One of the most overused and hackneyed phrases when talking about websites and their economics is "content is king".
The rough idea is that if you have quality content then clients will beat their way to your door as if you had a better mousetrap waiting for them. Well the truth of this nonsense is completely null and void for a range of reasons which are the subject of other discussions. In this case I want to concentrate for a moment on the economics of providing content for a website.
A paper print magazine could afford to pay a reasonable rate for quality content. A journalist expects to earn anything from $200 to over $500 per thousand words and then you have the additional costs of photography or illustration. At the end of the day a four-page article typically would cost upwards of $2000. Before you start to protest and perhaps faint at the idea of so much money for so few words I should point out that from a journalist's point of view the going rate per hour would seem low. All that research and organisation of facts and ideas has to be added on to the time actually spent sitting down in front of a wordprocessor. The cost of a thousand words isn't answered by asking "how fast can you type".
Of course the web is a very different place and it makes words cheap. A blog is often written off the top of the head with no need for research or investigation - unlike this one of course! A long article is simply a waste of resources because the average web user doesn't read more than 500 words before moving on to another bite-sized chunk. Photos are freely available so you don't need a photographer and illustrations are mostly irrelevant or the author does the job for free - usually not very well. Of course there are the brilliant exceptions and these are the ones that are trotted out to prove that everything is for the best…
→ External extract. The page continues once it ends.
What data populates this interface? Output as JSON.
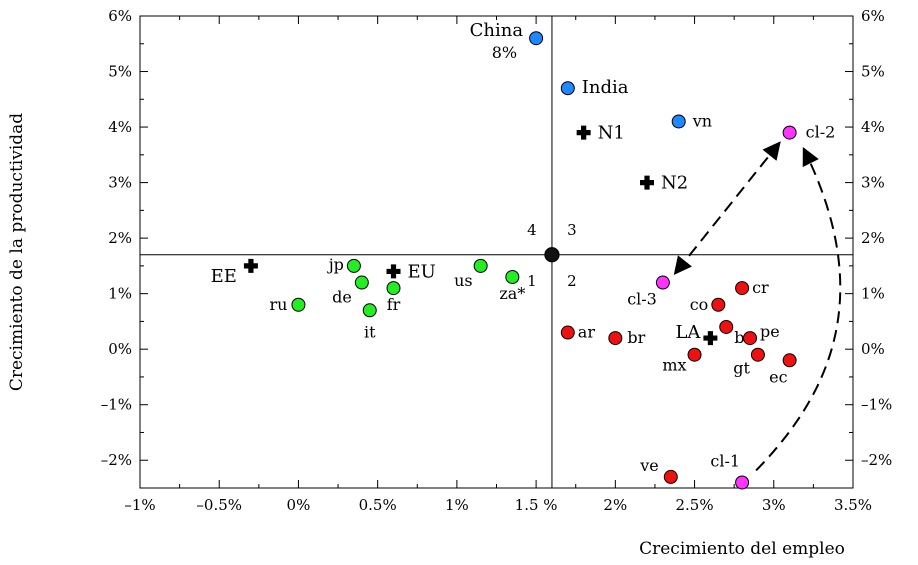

The rewards of publishing a web page are generally so low that content just has to be cheap. It's one of the reasons that the traditional media is having such a tough time making the books balance. It uses journalists who expect to be paid the old rate for copy and their costs are just too high for the income generated. You simply cannot support the infrastructure of a traditional newspaper or magazine in the web arena by translating the old ways of making money. You can't ask for more advertising or get a higher price for it and you certainly can't ask for the end user to pay for the content - none of this works. You have to find other ways of funding quality content - but what?
Take a traditional magazine with its crew of journalists, editors and minions and expect it to run in the same way on the web - without a print cash cow behind it - and the result is bankruptcy. The alternative of getting the journalists to accept a pay cut or write faster isn't an option either. The sad fact is that the income stream from even a successful web site cannot support the full time employees it would need for quality content. Perhaps it really is the case that they days of the professional non-fiction writer are numbered.